Todo el pueblo se congregó para oír la lectura de la Ley de
Dios. Esa Asamblea convocada por Nehemías sirvió de modelo para lo que
luego se haría en las Sinagogas. Todos se emocionaron al punto de
lágrimas, por estar reunidos de regreso a casa, por poder escuchar juntos la lectura
de la Ley de Moisés y por sentirse interpelados por ella. Fue un momento
de gran solemnidad.
Sin embargo, el momento que nos narra el Evangelio, cuando
Jesús en su Sinagoga de Nazaret anunció el cumplimiento de la Profecía de
Isaías, era -en realidad- muchísimo más solemne e importante que la gran
Asamblea de Nehemías. Pero parece mucho menos solemne, porque Jesús todo
lo hacía en la mayor discreción, además tal vez por la suavidad con que sucedió
el hecho y por la modestia de las circunstancias que lo rodearon: Jesús,
un conocido de allí, sin la más mínima muestra de exaltación, lee la Profecía y
declara que se estaba cumpliendo en Él.
Y es que había ya llegado el momento, “la plenitud de los
tiempos”, en que Dios ya no hablaba por medio de los enviados, ni por medio de
la Ley, sino que comenzó a hablar Él mismo. Pero no le creyeron. “Vino
a lo suyos y lo suyos no lo recibieron” (Jn. 1, 11).

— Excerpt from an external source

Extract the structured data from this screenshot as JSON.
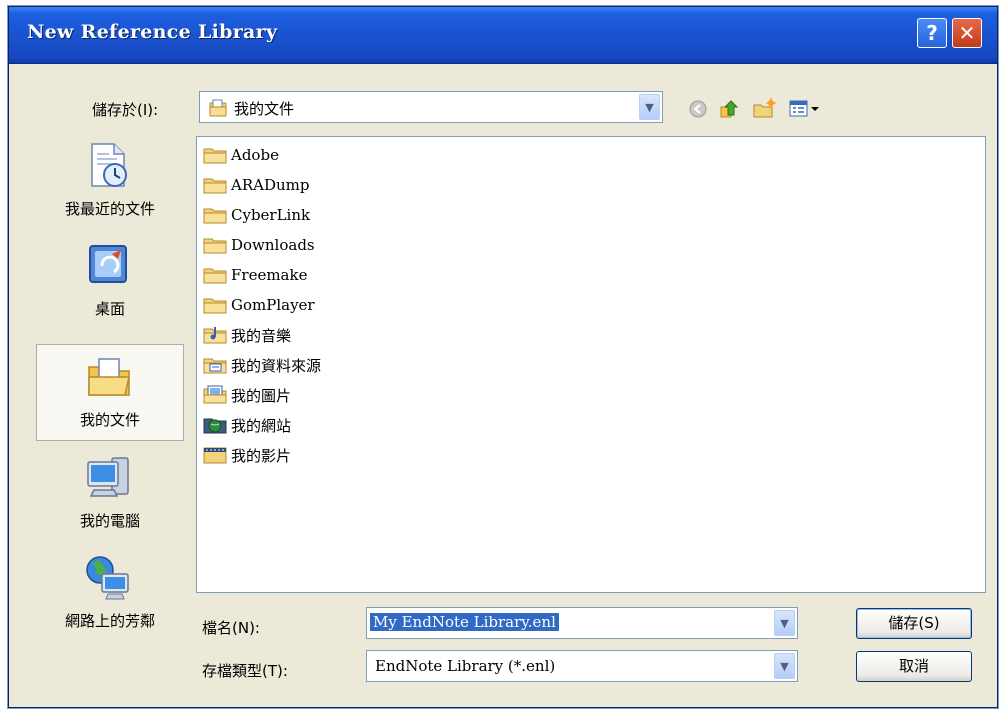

Y nosotros... ¿creemos en Jesucristo? ¿Y creemos en
todo lo que nos ha dicho y dispuesto? ¿Creemos que Él es el Mesías que
vino a salvarnos? ¿Aprovechamos la salvación que Él nos trajo?
¿Deseamos hacer todo lo necesario para salvarnos?
La Segunda Lectura de San Pablo (1 Cor. 12,
12-30) nos describe el funcionamiento del Cuerpo Místico de Cristo, su
Iglesia, que la constituimos todos, no sólo los Sacerdotes y Obispos. Y
todos tenemos en ella una función, por poco importante que sea. Es como
la Asamblea de Nehemías: hombres, mujeres y niños, gobernantes y
sacerdotes, todo el pueblo. En un cuerpo toda parte es importante, pero
cada una tiene su función. En la Iglesia todos somos necesarios.
Además, nos instruye San Pablo sobre la dependencia que los
miembros de ese Cuerpo tienen entre sí. También nos explica cómo cuando
un miembro sufre, los demás también sufren. Si uno está bien, todos
reciben ese bienestar. Si alguno está mal, todos sienten ese
malestar. De allí que nuestra responsabilidad con los demás miembros sea
estar bien, estar bien espiritualmente, para que ese bienestar espiritual se
comunique a los demás. De otra manera, si estamos mal espiritualmente,
ese malestar se comunica a los demás.
Recalca el Apóstol lo que nos decía en la lectura del
Domingo anterior sobre las diversas funciones dentro de la Iglesia: apóstoles,
profetas, maestros, los que hacen milagros, los que tienen en don de curar
enfermos, los que administran, etc.
Con esto nos está describiendo los diferentes carismas, tanto
ordinarios, como extraordinarios, todos necesarios para el buen funcionamiento
el Cuerpo, de la Iglesia.
¿Cómo estar bien y cómo cumplir con nuestra función en la
Iglesia y en el mundo? Tenemos instrucciones precisas del Papa Juan Pablo
II, quien al comienzo del Tercer Milenio nos entregó una Carta Apóstolica:
“Novo Millennio Inuente” (Nuevo Milenio que comienza).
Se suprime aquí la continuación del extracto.